BDC fund offers IPO investors a way to jump the queue

Keating Capital funnels money into companies before they go public; waiting for the dough

Nov 6, 2012 @ 3:38 pm

By Jeff Benjamin

The initial public offering market has slowed considerably over the past few years, but that doesn't mean there are no good opportunities for patient investors.

That is the general mindset that financial advisers and investors should embrace when considering Keating Capital Inc. Ticker:(KIPO), a business development company that invests in pre-IPO companies.

For starters, a BDC is a hybrid between an operating company and an investment company that both invests money raised during stock offerings and lists shares of the company on a public exchange.

Of the 35 publicly traded BDCs, most focus on high-yield debt, with only about four investing in equity.

Timothy Keating, president of Keating Investments and adviser to Keating Capital, said a portfolio of companies that are on track to go public gives investors a jumpstart on the kind of market activity that drives up share prices during and immediately after an IPO.

“We're looking at companies that ideally will file to go public within 12 months, and then complete the IPO six months later,” he said. “There's a big discount when a company is still private, and that's the stage when we're talking to these companies.”

The positions are all private investments, however, which means the liquidity can be limited inside the BDC. And that could hurt investors.

“We are not interested in investing in companies that don't have a clear and concrete timeline for going public,” Mr. Keating said.

The Keating BDC, which raised $86.6 million between January 2010 and June 2011, has since invested in 20 pre-IPO companies. Of those investments, five companies have filed to go public, three have gone public, and two have since withdrawn the IPO filings.

The biggest risk of the strategy, according to Mr. Keating, is that a company will take too long to go public. “If a company doesn't go public, we end up as a minor shareholder in a private company with no liquidity,” he said. “There's no guarantee a company will go public.”

Mr. Keating doesn't shy away from the risk factor, saying: “We bill ourselves as being a high-risk, high-return investment opportunity, and a replacement for the highest-risk spectrum of a portfolio.”

Shares of Keating Capital have declined by 17% from the start of the year, which compares to a 14.7% gain by the S&P 500.

The strategy obviously is dependent on a hotter IPO market, but the current environment could also represent a contrarian play for investors.

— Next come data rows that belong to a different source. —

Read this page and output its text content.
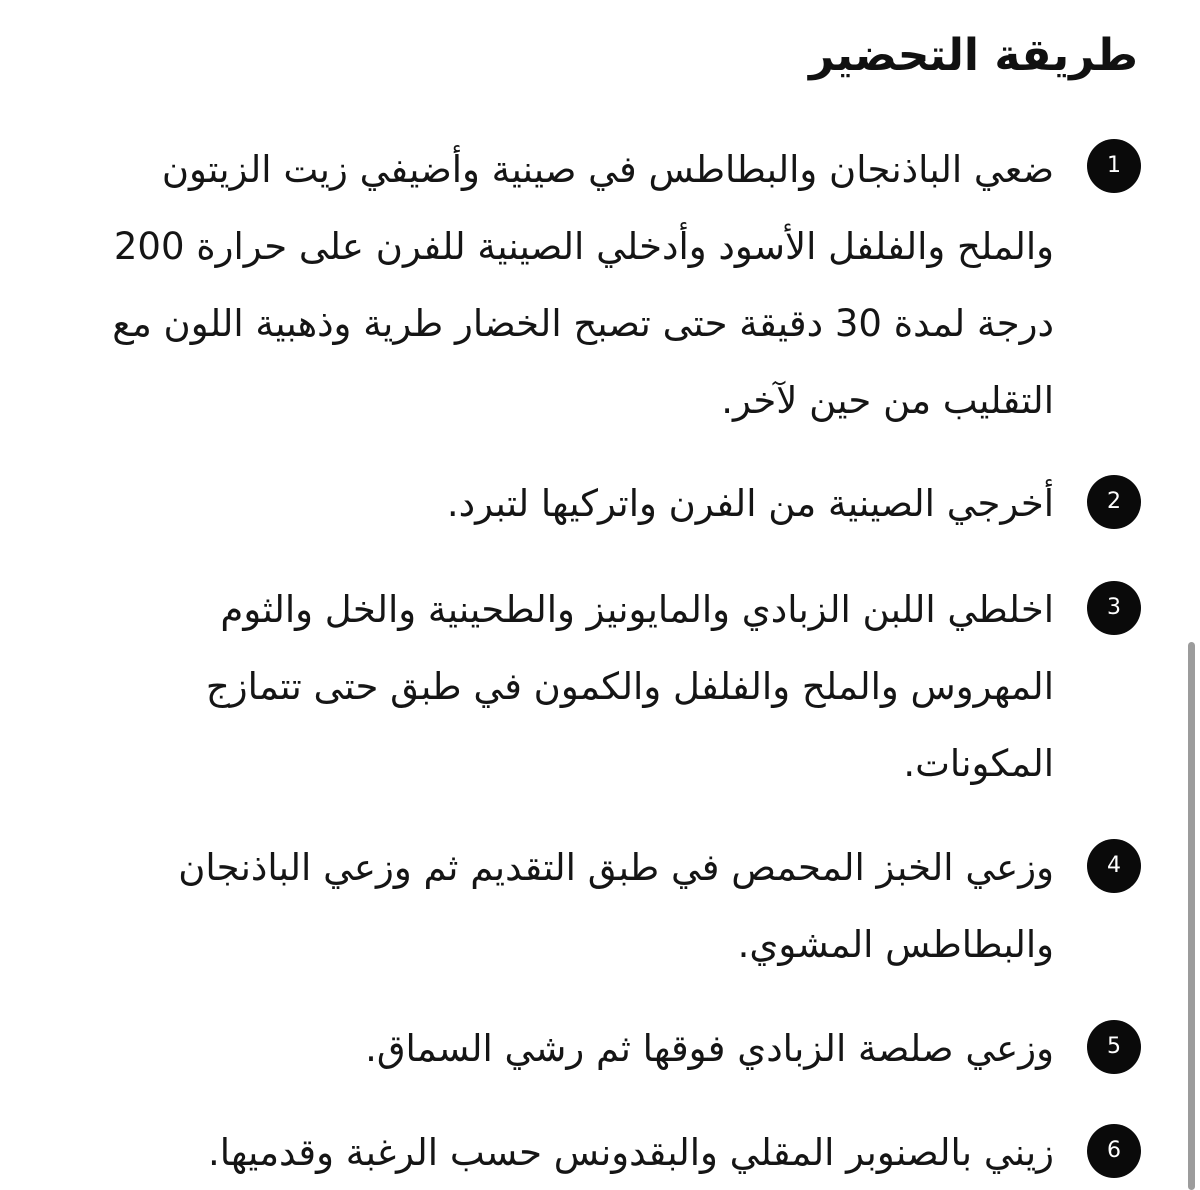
طريقة التحضير
1

ضعي الباذنجان والبطاطس في صينية وأضيفي زيت الزيتون والملح والفلفل الأسود وأدخلي الصينية للفرن على حرارة 200 درجة لمدة 30 دقيقة حتى تصبح الخضار طرية وذهبية اللون مع التقليب من حين لآخر.

2

أخرجي الصينية من الفرن واتركيها لتبرد.

3

اخلطي اللبن الزبادي والمايونيز والطحينية والخل والثوم المهروس والملح والفلفل والكمون في طبق حتى تتمازج المكونات.

4

وزعي الخبز المحمص في طبق التقديم ثم وزعي الباذنجان والبطاطس المشوي.

5

وزعي صلصة الزبادي فوقها ثم رشي السماق.

6

زيني بالصنوبر المقلي والبقدونس حسب الرغبة وقدميها.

So far this year, there have been 126 IPO filings and 121 pricings.

That compares with the last two years, which saw more than 250 filings each, but only 154 pricings in 2010 and 125 pricings in 2011.

As Mr. Keating sees it, the IPO market is evolving to include larger offerings that take longer to complete, which presents an opportunity for a strategy like his that provides the kind of funding to keep a private company moving forward.

“Twenty years ago, 80% of the IPOs were raising less than $50 million in gross proceeds, but today fewer than 20% of IPOs are raising less than $50 million,” he said. “And 15 years ago, the average time it took from initial funding of a startup to the IPO was about four years, but now it takes about 10 years.”

Portfolio Manager Perspectives are regular interviews with some of the most respected and influential fund managers in the investment industry. For more information, please visit InvestmentNews.com/pmperspectives.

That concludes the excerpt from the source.